Sportsman’s Warehouse Holdings Inc. (NASDAQ: SPWH) reported a mixed 1Q2016 in which EPS surpassed expectations but the topline number missed. But that wasn’t a major issue until the management of Sportsman’s sounded as if the going was getting tough for the company. When it came to guiding for 2Q2016 and fiscal 2016, the numbers disappointed when read against what analysts expected on the average.

Although Sportsman’s CEO, John Schaefer, tried to project an image of a management in control of the situation, the outlook didn’t seem to back his claims.

What is guided for 2Q2016?

Sportsman’s Warehouse Holdings Inc. (NASDAQ: SPWH) is looking for 2Q2016 EPS in the range of $0.15 to $0.17. That is against the consensus estimate for EPS of $0.16 for the quarter, which means that Sportsman’s lower-end guidance is already short of expectation. As for the topline, the company is hoping for revenue in the band of $178 to $183 million. Comparing that with the consensus estimate of $192.1 million you see that Sportsman’s guidance misses expectations on both ends.

But the story doesn’t end there. Management guided for full-year 2016 EPS in the band of $0.65 to $0.73. Revenue is expected to come in the range of $770 to $790 million. However, analysts are looking for EPS of at least $0.71, with that, Sportsman’s lower-end guidance of $0.65 is already short of target. When it comes to topline, analysts are modeling full-year 2016 revenue of $814.54 million, firmly ahead of Sportsman’s guidance on both ends.

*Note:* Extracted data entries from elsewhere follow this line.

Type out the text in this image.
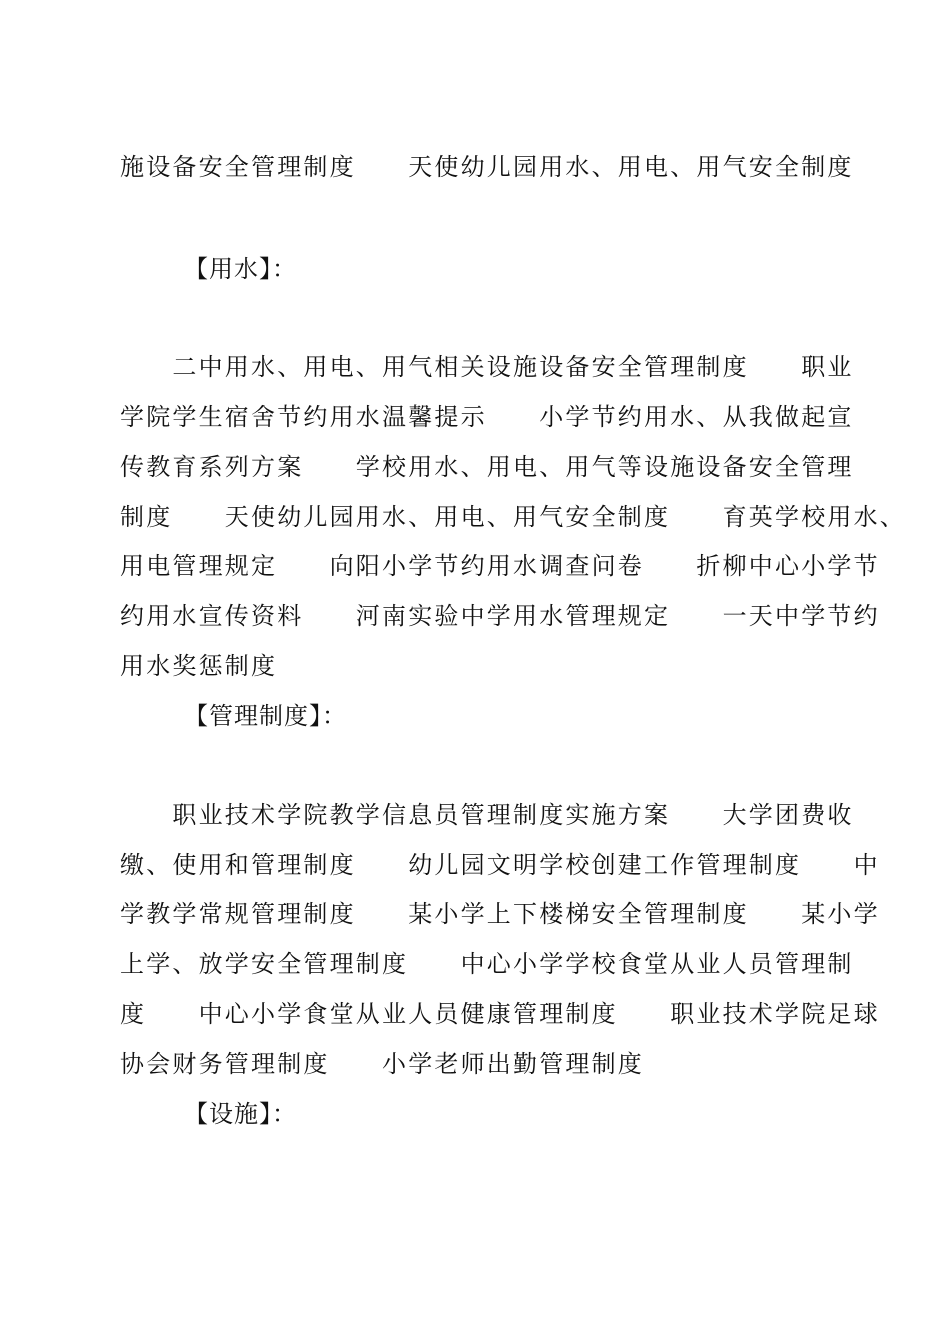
施设备安全管理制度　　天使幼儿园用水、用电、用气安全制度
【用水】：
　　二中用水、用电、用气相关设施设备安全管理制度　　职业
学院学生宿舍节约用水温馨提示　　小学节约用水、从我做起宣
传教育系列方案　　学校用水、用电、用气等设施设备安全管理
制度　　天使幼儿园用水、用电、用气安全制度　　育英学校用水、
用电管理规定　　向阳小学节约用水调查问卷　　折柳中心小学节
约用水宣传资料　　河南实验中学用水管理规定　　一天中学节约
用水奖惩制度
【管理制度】：
　　职业技术学院教学信息员管理制度实施方案　　大学团费收
缴、使用和管理制度　　幼儿园文明学校创建工作管理制度　　中
学教学常规管理制度　　某小学上下楼梯安全管理制度　　某小学
上学、放学安全管理制度　　中心小学学校食堂从业人员管理制
度　　中心小学食堂从业人员健康管理制度　　职业技术学院足球
协会财务管理制度　　小学老师出勤管理制度
【设施】：
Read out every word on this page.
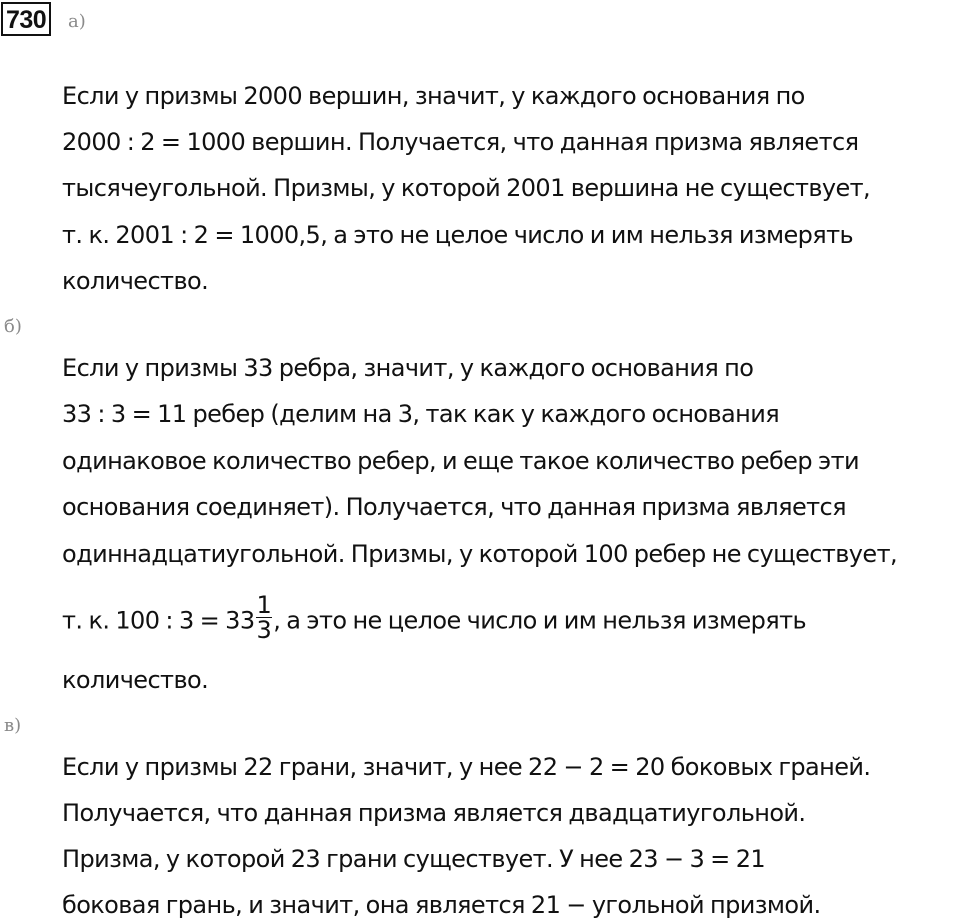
730 а)
Если у призмы 2000 вершин, значит, у каждого основания по
2000 : 2 = 1000 вершин. Получается, что данная призма является
тысячеугольной. Призмы, у которой 2001 вершина не существует,
т. к. 2001 : 2 = 1000,5, а это не целое число и им нельзя измерять
количество.
б)
Если у призмы 33 ребра, значит, у каждого основания по
33 : 3 = 11 ребер (делим на 3, так как у каждого основания
одинаковое количество ребер, и еще такое количество ребер эти
основания соединяет). Получается, что данная призма является
одиннадцатиугольной. Призмы, у которой 100 ребер не существует,
т. к. 100 : $3 = 33 \frac{1}{3}$ , а это не целое число и им нельзя измерять
количество.
в)
Если у призмы 22 грани, значит, у нее 22 − 2 = 20 боковых граней.
Получается, что данная призма является двадцатиугольной.
Призма, у которой 23 грани существует. У нее 23 − 3 = 21
боковая грань, и значит, она является 21 − угольной призмой.
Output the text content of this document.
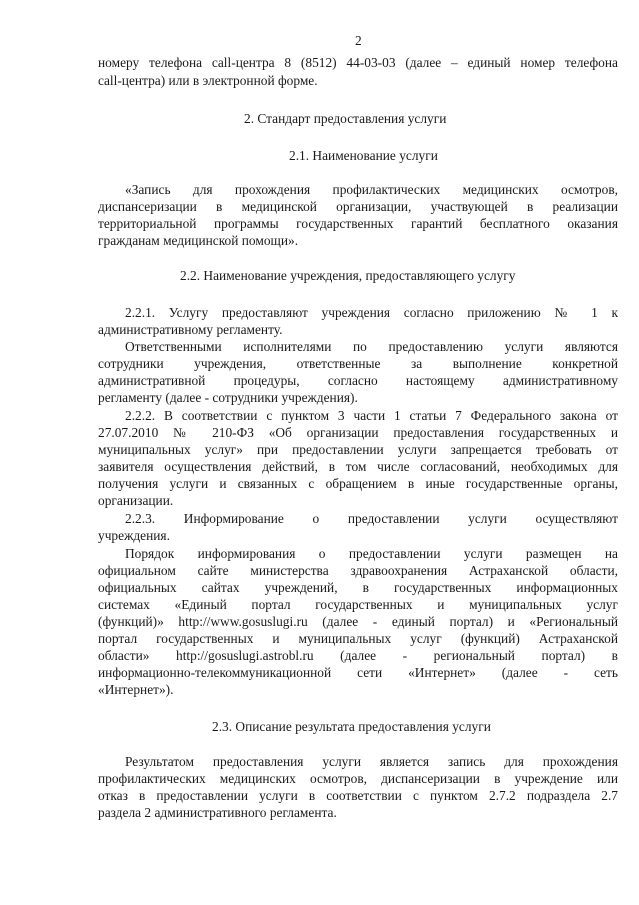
2
номеру телефона call-центра 8 (8512) 44-03-03 (далее – единый номер телефона
call-центра) или в электронной форме.
2. Стандарт предоставления услуги
2.1. Наименование услуги
«Запись для прохождения профилактических медицинских осмотров,
диспансеризации в медицинской организации, участвующей в реализации
территориальной программы государственных гарантий бесплатного оказания
гражданам медицинской помощи».
2.2. Наименование учреждения, предоставляющего услугу
2.2.1. Услугу предоставляют учреждения согласно приложению № 1 к
административному регламенту.
Ответственными исполнителями по предоставлению услуги являются
сотрудники учреждения, ответственные за выполнение конкретной
административной процедуры, согласно настоящему административному
регламенту (далее - сотрудники учреждения).
2.2.2. В соответствии с пунктом 3 части 1 статьи 7 Федерального закона от
27.07.2010 № 210-ФЗ «Об организации предоставления государственных и
муниципальных услуг» при предоставлении услуги запрещается требовать от
заявителя осуществления действий, в том числе согласований, необходимых для
получения услуги и связанных с обращением в иные государственные органы,
организации.
2.2.3. Информирование о предоставлении услуги осуществляют
учреждения.
Порядок информирования о предоставлении услуги размещен на
официальном сайте министерства здравоохранения Астраханской области,
официальных сайтах учреждений, в государственных информационных
системах «Единый портал государственных и муниципальных услуг
(функций)» http://www.gosuslugi.ru (далее - единый портал) и «Региональный
портал государственных и муниципальных услуг (функций) Астраханской
области» http://gosuslugi.astrobl.ru (далее - региональный портал) в
информационно-телекоммуникационной сети «Интернет» (далее - сеть
«Интернет»).
2.3. Описание результата предоставления услуги
Результатом предоставления услуги является запись для прохождения
профилактических медицинских осмотров, диспансеризации в учреждение или
отказ в предоставлении услуги в соответствии с пунктом 2.7.2 подраздела 2.7
раздела 2 административного регламента.
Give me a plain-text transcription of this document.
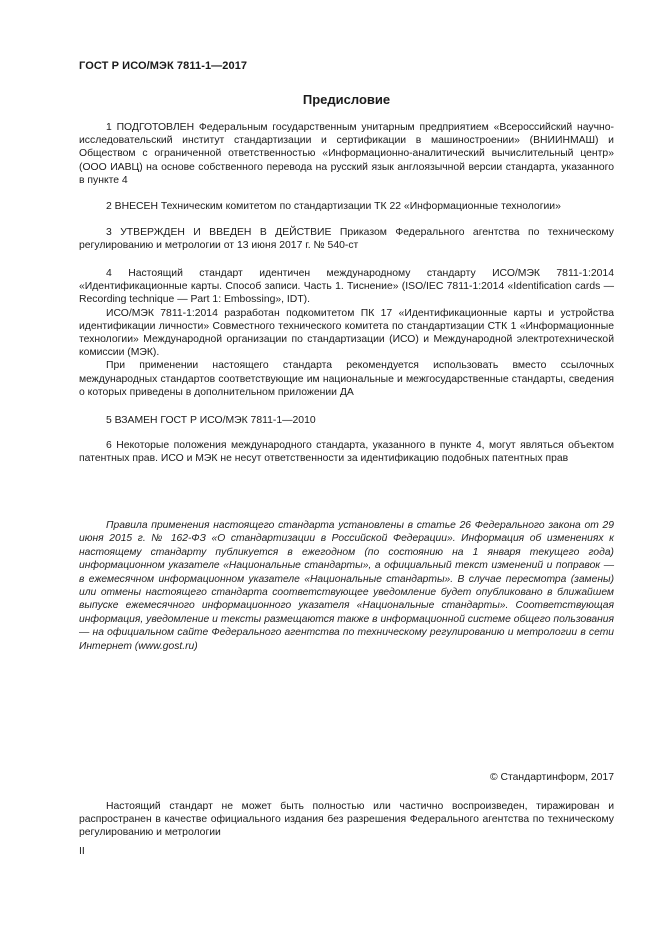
ГОСТ Р ИСО/МЭК 7811-1—2017
Предисловие

1 ПОДГОТОВЛЕН Федеральным государственным унитарным предприятием «Всероссийский научно-исследовательский институт стандартизации и сертификации в машиностроении» (ВНИИНМАШ) и Обществом с ограниченной ответственностью «Информационно-аналитический вычислительный центр» (ООО ИАВЦ) на основе собственного перевода на русский язык англоязычной версии стандарта, указанного в пункте 4

2 ВНЕСЕН Техническим комитетом по стандартизации ТК 22 «Информационные технологии»

3 УТВЕРЖДЕН И ВВЕДЕН В ДЕЙСТВИЕ Приказом Федерального агентства по техническому регулированию и метрологии от 13 июня 2017 г. № 540-ст

4 Настоящий стандарт идентичен международному стандарту ИСО/МЭК 7811-1:2014 «Идентификационные карты. Способ записи. Часть 1. Тиснение» (ISO/IEC 7811-1:2014 «Identification cards — Recording technique — Part 1: Embossing», IDT).

ИСО/МЭК 7811-1:2014 разработан подкомитетом ПК 17 «Идентификационные карты и устройства идентификации личности» Совместного технического комитета по стандартизации СТК 1 «Информационные технологии» Международной организации по стандартизации (ИСО) и Международной электротехнической комиссии (МЭК).

При применении настоящего стандарта рекомендуется использовать вместо ссылочных международных стандартов соответствующие им национальные и межгосударственные стандарты, сведения о которых приведены в дополнительном приложении ДА

5 ВЗАМЕН ГОСТ Р ИСО/МЭК 7811-1—2010

6 Некоторые положения международного стандарта, указанного в пункте 4, могут являться объектом патентных прав. ИСО и МЭК не несут ответственности за идентификацию подобных патентных прав

Правила применения настоящего стандарта установлены в статье 26 Федерального закона от 29 июня 2015 г. № 162-ФЗ «О стандартизации в Российской Федерации». Информация об изменениях к настоящему стандарту публикуется в ежегодном (по состоянию на 1 января текущего года) информационном указателе «Национальные стандарты», а официальный текст изменений и поправок — в ежемесячном информационном указателе «Национальные стандарты». В случае пересмотра (замены) или отмены настоящего стандарта соответствующее уведомление будет опубликовано в ближайшем выпуске ежемесячного информационного указателя «Национальные стандарты». Соответствующая информация, уведомление и тексты размещаются также в информационной системе общего пользования — на официальном сайте Федерального агентства по техническому регулированию и метрологии в сети Интернет (www.gost.ru)

© Стандартинформ, 2017

Настоящий стандарт не может быть полностью или частично воспроизведен, тиражирован и распространен в качестве официального издания без разрешения Федерального агентства по техническому регулированию и метрологии

II
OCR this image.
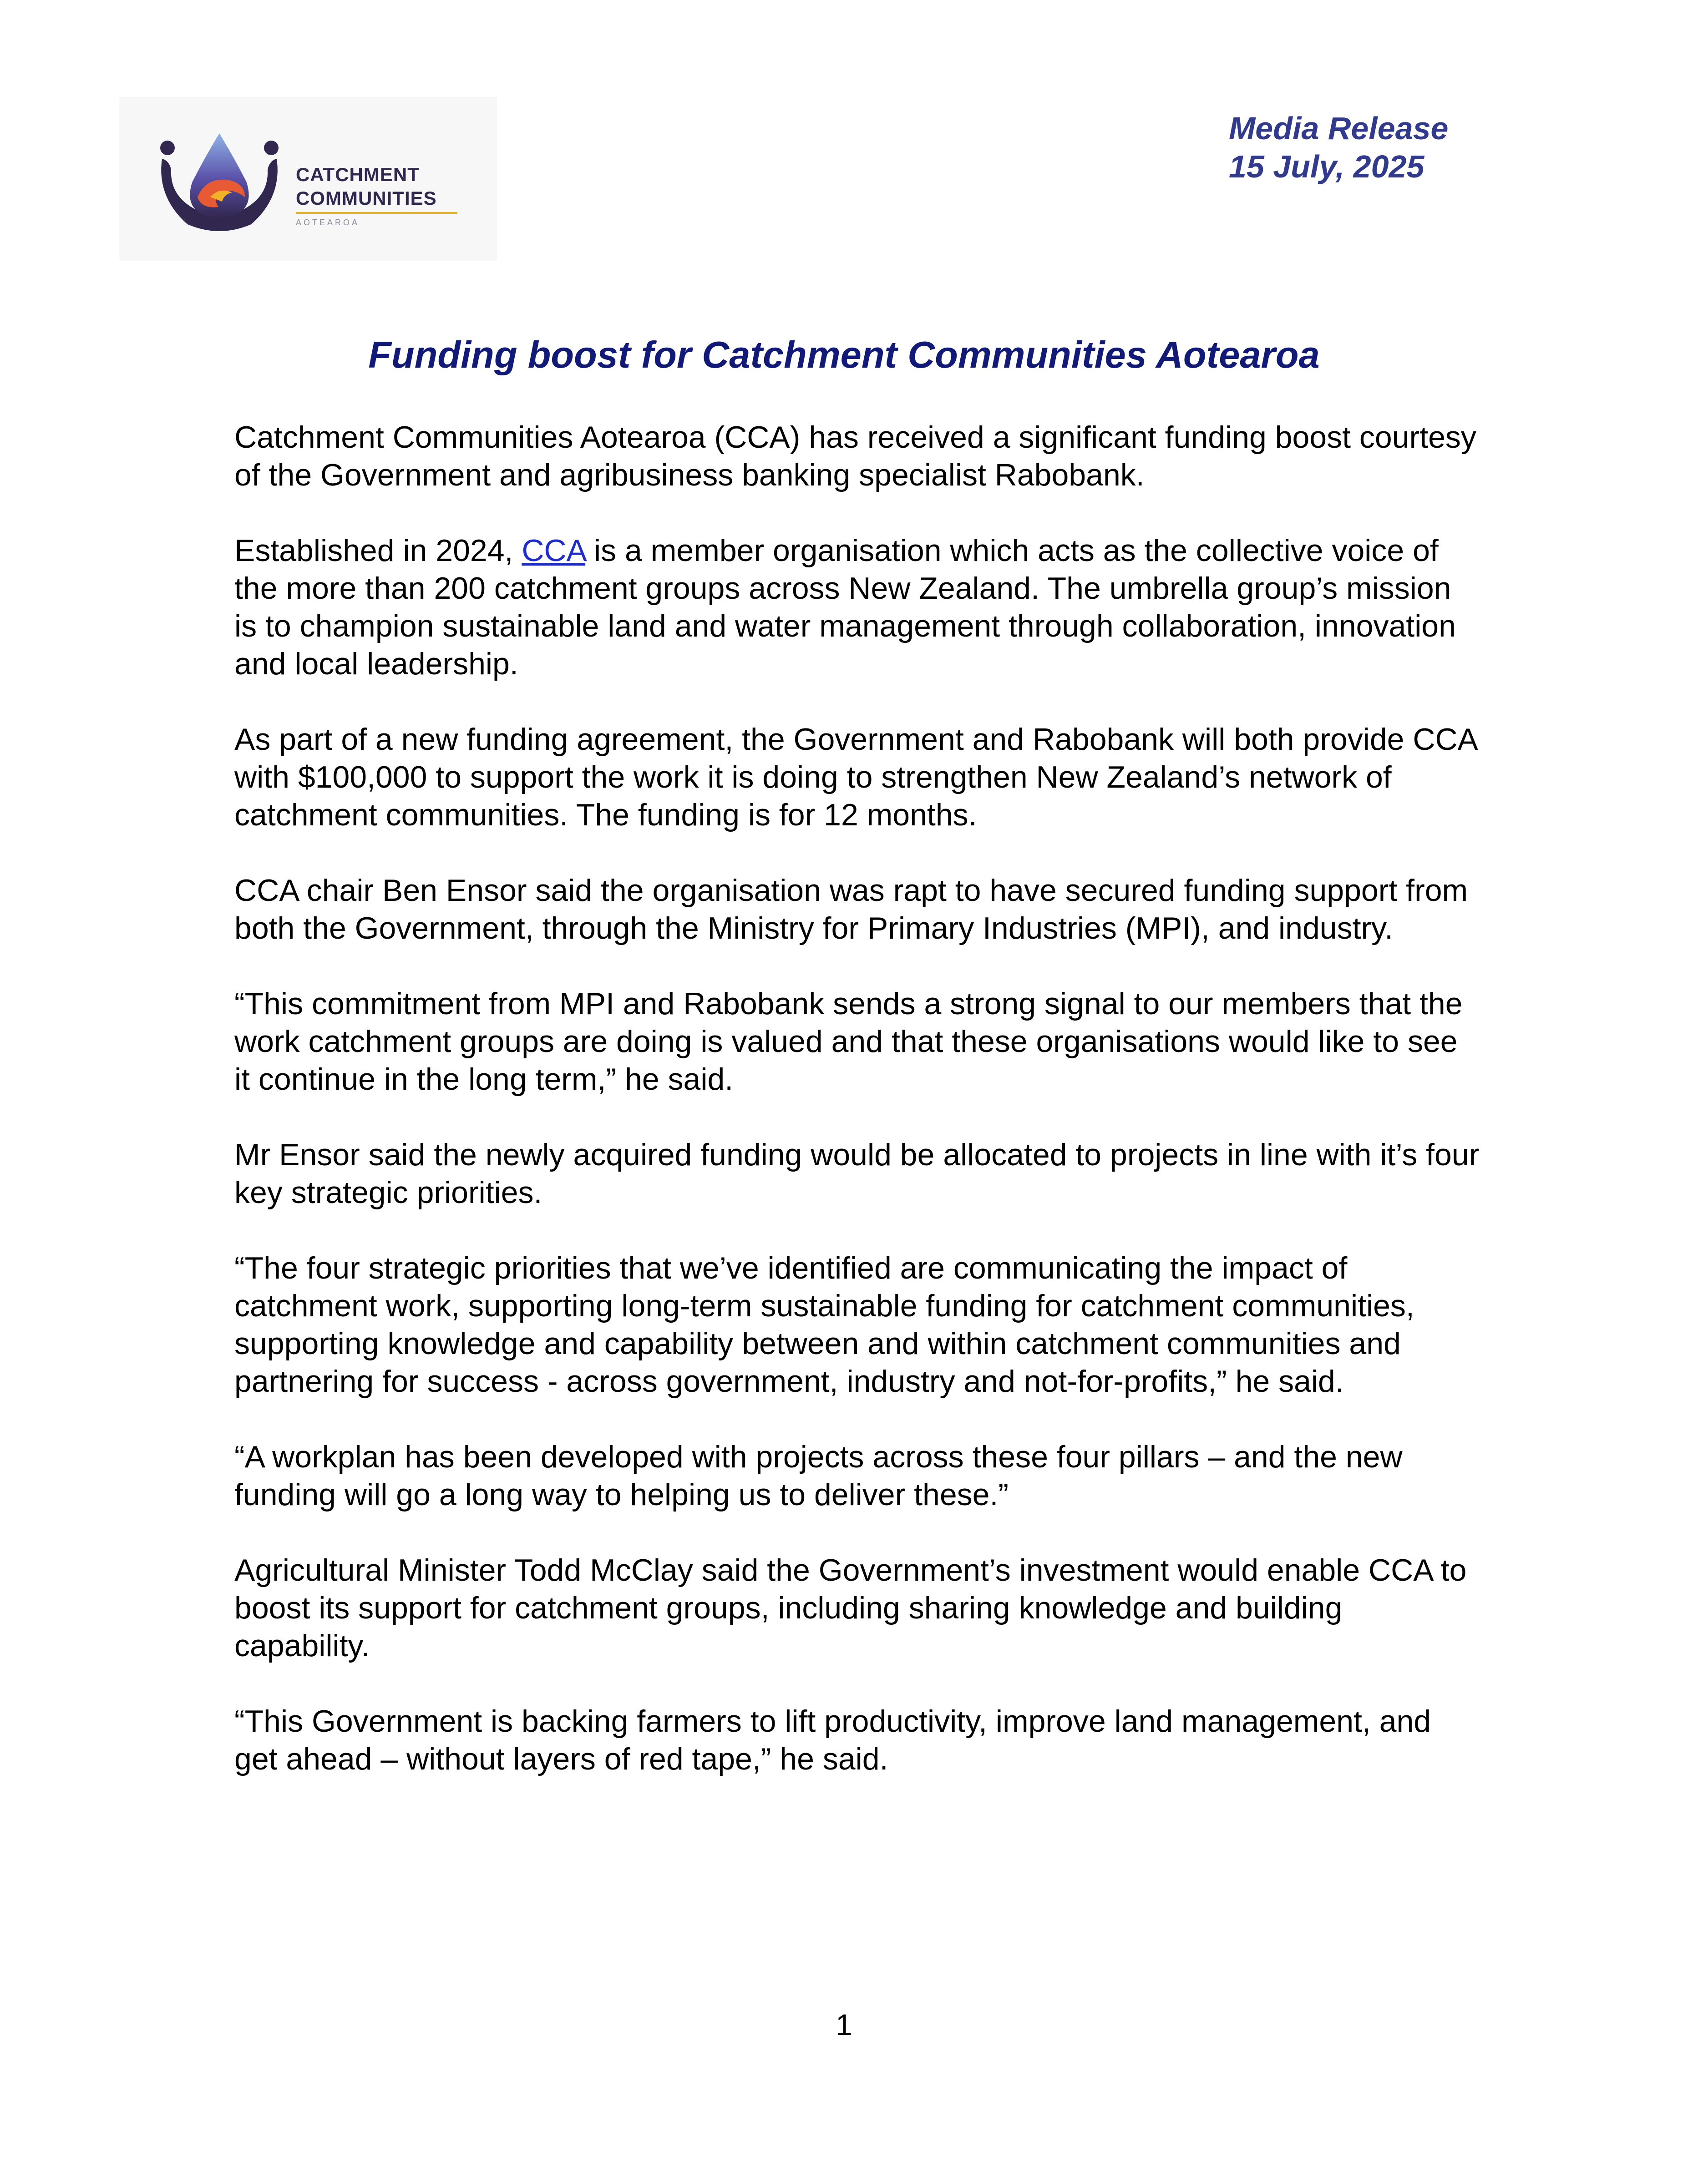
CATCHMENT
COMMUNITIES
AOTEAROA
Media Release
15 July, 2025
Funding boost for Catchment Communities Aotearoa

Catchment Communities Aotearoa (CCA) has received a significant funding boost courtesy of the Government and agribusiness banking specialist Rabobank.

Established in 2024, CCA is a member organisation which acts as the collective voice of the more than 200 catchment groups across New Zealand. The umbrella group’s mission is to champion sustainable land and water management through collaboration, innovation and local leadership.

As part of a new funding agreement, the Government and Rabobank will both provide CCA with $100,000 to support the work it is doing to strengthen New Zealand’s network of catchment communities. The funding is for 12 months.

CCA chair Ben Ensor said the organisation was rapt to have secured funding support from both the Government, through the Ministry for Primary Industries (MPI), and industry.

“This commitment from MPI and Rabobank sends a strong signal to our members that the work catchment groups are doing is valued and that these organisations would like to see it continue in the long term,” he said.

Mr Ensor said the newly acquired funding would be allocated to projects in line with it’s four key strategic priorities.

“The four strategic priorities that we’ve identified are communicating the impact of catchment work, supporting long-term sustainable funding for catchment communities, supporting knowledge and capability between and within catchment communities and partnering for success - across government, industry and not-for-profits,” he said.

“A workplan has been developed with projects across these four pillars – and the new funding will go a long way to helping us to deliver these.”

Agricultural Minister Todd McClay said the Government’s investment would enable CCA to boost its support for catchment groups, including sharing knowledge and building capability.

“This Government is backing farmers to lift productivity, improve land management, and get ahead – without layers of red tape,” he said.

1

Sportsman’s Warehouse Holdings Inc. (NASDAQ: SPWH)’s tepid 2Q2016 and 2016 guidance left investors with a sour test in the mouth.

What about 1Q2016 for Sportsman’s Warehouse Holdings Inc. (NASDAQ: SPWH)?

The disappointing guidance aside, Sportsman’s Warehouse Holdings Inc. (NASDAQ: SPWH) didn’t impress in 1Q2016 either. Although the adjusted breakeven bottom-line for the quarter was better than the expected loss of $0.02, revenue of $151.6 million missed the target of $158.5 million despite growing 9% YoY.

But Sportsman’s had more disappointing narrative to report. Its comp sales fell 2.2%, steeper than a decline of 1% that analysts expected for the quarter.